Gross profits from Lynparza and selumetinib product sales generated through monotherapies or combination therapies are shared equally. Merck will fund all development and commercialization costs of Keytruda in combination with Lynparza or selumetinib. AstraZeneca will fund all development and commercialization costs of Imfinzi in combination with Lynparza or selumetinib. AstraZeneca is currently the principal on Lynparza sales transactions. Merck records its share of Lynparza product sales, net of cost of sales and commercialization costs, as alliance revenue within the Pharmaceutical segment and its share of development costs associated with the collaboration as part of Research and development expenses.

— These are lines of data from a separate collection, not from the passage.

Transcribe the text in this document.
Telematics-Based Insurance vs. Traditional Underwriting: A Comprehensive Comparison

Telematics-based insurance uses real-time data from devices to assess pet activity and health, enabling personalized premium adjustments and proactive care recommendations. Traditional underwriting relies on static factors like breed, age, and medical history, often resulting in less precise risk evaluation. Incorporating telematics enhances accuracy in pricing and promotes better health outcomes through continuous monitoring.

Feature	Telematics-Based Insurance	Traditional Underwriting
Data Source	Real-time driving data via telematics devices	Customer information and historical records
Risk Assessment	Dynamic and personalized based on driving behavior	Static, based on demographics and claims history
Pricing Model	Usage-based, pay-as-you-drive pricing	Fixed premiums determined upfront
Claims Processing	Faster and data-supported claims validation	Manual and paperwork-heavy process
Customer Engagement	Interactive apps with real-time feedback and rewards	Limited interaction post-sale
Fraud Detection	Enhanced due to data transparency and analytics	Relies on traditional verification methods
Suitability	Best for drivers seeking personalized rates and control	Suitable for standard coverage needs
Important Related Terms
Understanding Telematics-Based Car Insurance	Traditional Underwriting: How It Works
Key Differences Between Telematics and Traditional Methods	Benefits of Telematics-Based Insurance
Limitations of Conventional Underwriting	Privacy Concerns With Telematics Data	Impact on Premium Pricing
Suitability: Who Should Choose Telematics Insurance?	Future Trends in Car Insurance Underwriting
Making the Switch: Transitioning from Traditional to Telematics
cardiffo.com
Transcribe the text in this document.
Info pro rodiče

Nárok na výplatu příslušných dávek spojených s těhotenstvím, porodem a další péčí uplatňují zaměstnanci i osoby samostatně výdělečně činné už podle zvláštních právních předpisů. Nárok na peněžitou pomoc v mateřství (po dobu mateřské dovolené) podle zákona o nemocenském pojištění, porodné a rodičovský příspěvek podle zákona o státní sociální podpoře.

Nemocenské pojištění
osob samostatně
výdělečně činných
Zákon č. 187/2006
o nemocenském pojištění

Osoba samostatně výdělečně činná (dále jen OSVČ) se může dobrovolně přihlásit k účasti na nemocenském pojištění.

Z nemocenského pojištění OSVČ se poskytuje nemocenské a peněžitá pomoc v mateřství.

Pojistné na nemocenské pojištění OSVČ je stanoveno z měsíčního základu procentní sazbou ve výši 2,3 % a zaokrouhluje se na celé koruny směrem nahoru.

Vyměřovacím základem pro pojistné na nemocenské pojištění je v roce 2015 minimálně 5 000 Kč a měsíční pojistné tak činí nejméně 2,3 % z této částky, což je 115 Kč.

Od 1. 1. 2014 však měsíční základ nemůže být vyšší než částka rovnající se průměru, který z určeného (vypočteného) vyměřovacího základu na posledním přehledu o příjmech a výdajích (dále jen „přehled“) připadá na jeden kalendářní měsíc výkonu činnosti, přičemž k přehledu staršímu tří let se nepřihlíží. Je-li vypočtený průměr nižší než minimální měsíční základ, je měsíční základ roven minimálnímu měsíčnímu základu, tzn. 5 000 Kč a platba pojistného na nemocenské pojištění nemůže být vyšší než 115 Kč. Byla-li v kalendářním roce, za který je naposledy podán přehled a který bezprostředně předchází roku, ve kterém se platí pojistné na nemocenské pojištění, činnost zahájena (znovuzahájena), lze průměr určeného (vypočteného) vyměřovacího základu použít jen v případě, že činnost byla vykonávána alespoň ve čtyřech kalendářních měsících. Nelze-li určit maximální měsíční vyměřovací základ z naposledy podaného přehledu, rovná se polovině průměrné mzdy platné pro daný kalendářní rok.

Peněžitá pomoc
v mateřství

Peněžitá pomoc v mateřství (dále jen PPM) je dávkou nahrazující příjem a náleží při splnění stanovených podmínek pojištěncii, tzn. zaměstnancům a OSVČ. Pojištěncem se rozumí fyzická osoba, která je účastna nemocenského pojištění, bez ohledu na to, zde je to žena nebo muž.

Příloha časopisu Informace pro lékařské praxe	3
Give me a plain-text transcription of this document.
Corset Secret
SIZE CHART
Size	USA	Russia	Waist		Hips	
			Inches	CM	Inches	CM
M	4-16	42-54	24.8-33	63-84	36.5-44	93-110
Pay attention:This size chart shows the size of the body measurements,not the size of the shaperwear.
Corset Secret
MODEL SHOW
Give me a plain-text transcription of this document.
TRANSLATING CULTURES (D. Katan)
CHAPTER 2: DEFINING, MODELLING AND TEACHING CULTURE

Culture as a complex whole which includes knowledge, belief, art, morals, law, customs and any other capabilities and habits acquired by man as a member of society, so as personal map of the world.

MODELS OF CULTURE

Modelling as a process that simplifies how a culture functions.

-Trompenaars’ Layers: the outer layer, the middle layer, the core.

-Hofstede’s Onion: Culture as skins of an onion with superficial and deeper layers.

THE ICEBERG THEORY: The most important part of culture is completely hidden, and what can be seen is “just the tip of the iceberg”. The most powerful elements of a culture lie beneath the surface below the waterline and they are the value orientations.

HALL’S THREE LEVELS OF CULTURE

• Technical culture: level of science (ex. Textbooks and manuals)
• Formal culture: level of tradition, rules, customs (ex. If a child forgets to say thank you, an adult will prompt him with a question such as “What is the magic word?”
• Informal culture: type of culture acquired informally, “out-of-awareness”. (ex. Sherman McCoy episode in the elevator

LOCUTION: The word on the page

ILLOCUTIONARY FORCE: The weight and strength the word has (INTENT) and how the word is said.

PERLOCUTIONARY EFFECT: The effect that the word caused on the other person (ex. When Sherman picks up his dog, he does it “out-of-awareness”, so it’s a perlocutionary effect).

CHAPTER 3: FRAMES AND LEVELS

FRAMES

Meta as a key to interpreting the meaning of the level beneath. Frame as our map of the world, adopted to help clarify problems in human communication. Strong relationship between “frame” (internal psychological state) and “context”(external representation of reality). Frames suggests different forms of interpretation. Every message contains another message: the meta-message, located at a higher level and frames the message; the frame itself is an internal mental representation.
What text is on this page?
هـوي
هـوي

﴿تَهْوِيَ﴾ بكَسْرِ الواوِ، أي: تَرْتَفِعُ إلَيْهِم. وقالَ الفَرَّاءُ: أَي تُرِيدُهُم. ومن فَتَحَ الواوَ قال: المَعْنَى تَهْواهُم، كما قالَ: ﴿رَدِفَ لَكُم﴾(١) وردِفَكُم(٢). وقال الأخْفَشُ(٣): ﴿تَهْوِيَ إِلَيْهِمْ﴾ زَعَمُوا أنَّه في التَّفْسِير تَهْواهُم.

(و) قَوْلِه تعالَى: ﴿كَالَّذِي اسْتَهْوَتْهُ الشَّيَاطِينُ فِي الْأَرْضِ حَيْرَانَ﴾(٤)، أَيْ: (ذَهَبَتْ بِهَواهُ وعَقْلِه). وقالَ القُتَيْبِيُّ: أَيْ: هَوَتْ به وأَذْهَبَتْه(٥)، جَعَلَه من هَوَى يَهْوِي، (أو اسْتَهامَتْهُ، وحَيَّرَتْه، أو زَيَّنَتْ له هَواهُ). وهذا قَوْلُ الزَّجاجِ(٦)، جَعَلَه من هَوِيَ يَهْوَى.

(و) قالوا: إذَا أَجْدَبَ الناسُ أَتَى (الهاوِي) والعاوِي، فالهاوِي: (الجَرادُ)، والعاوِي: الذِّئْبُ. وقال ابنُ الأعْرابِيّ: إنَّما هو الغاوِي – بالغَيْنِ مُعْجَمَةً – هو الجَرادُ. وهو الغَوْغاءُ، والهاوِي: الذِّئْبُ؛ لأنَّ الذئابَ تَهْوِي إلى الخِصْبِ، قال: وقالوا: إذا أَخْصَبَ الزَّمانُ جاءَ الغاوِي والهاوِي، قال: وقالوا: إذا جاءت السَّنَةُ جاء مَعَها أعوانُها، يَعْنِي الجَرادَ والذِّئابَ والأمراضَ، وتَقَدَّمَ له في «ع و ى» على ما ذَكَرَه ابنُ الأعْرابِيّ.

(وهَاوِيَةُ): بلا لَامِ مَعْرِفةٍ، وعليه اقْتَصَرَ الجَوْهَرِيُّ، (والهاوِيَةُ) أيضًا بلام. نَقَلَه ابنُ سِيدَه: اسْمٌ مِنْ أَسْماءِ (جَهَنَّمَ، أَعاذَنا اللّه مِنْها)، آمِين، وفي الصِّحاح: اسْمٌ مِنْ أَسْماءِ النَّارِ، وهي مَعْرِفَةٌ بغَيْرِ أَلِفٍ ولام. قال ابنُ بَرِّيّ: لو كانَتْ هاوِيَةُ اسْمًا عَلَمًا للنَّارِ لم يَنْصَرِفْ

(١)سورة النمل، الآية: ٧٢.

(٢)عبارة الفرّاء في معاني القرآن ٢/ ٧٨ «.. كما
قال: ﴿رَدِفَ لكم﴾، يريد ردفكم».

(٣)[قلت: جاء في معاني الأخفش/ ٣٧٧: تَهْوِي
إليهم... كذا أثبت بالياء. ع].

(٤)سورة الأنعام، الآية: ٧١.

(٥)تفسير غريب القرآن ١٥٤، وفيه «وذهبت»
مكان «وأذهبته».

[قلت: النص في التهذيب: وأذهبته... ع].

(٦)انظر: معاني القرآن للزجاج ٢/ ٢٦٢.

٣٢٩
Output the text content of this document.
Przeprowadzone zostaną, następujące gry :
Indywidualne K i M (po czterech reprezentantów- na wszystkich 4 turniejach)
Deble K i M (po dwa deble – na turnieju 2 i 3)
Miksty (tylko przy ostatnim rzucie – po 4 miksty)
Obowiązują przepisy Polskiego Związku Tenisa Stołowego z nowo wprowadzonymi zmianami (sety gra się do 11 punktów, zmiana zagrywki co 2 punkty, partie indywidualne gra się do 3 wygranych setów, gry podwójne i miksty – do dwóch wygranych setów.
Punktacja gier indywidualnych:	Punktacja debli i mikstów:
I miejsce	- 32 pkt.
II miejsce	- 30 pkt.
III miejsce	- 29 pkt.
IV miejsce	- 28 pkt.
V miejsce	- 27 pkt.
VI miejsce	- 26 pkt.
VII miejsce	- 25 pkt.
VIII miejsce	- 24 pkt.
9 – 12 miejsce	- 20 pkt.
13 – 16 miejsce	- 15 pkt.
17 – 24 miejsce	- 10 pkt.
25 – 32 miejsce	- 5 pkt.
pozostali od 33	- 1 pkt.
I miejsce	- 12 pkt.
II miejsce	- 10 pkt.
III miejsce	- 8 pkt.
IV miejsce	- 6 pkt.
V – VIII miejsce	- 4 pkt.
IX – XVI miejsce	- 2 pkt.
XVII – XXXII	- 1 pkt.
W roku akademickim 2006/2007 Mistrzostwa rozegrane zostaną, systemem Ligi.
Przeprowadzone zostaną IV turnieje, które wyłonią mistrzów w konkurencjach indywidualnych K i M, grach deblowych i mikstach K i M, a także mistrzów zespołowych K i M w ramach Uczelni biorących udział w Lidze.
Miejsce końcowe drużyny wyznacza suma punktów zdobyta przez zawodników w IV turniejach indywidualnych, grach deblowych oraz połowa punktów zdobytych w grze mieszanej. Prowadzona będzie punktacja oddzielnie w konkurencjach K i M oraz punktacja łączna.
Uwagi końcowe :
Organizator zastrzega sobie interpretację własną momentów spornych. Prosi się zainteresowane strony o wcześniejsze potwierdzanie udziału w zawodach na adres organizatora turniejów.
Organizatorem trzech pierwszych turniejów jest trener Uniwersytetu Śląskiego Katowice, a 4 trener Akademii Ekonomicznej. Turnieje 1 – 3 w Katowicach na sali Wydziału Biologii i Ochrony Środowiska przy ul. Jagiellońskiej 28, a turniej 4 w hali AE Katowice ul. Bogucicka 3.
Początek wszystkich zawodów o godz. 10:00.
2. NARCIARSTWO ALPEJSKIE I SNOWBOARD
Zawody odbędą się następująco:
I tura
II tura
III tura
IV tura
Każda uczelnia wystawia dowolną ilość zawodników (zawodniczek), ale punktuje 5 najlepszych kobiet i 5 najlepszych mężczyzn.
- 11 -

Reimbursements received from AstraZeneca for research and development expenses are recognized as reductions to Research and development costs.
As part of the agreement, Merck made an upfront payment to AstraZeneca of $1.6 billion and will make payments of up to $750 million over a multi-year period for certain license options (of which $250 million was paid in December 2017, $400 million was paid in December 2018 and $100 million is expected be paid in 2019). The Company recorded an aggregate charge of $2.35 billion in Research and development expenses in 2017 related to the upfront payment and future license option payments. In addition, the agreement provides for additional contingent payments from Merck to AstraZeneca related to the successful achievement of regulatory and sales-based milestones.
In 2018, Merck determined it was probable that annual sales of Lynparza in the future would trigger three sales-based milestone payments from Merck to AstraZeneca aggregating $600 million. Accordingly, in 2018, Merck recorded $600 million of liabilities and a corresponding increase to the intangible asset related to Lynparza, and recognized $58 million of cumulative amortization expense within Cost of sales. During 2018, one of the sales-based milestones was triggered, resulting in a $150 million payment to AstraZeneca. In 2018, Merck made an additional $100 million sales-based milestone payment, which was accrued for in 2017 when the Company deemed to the payment to be probable. The remaining $3.4 billion of potential future sales-based milestone payments have not yet been accrued as they are not deemed by the Company to be probable at this time.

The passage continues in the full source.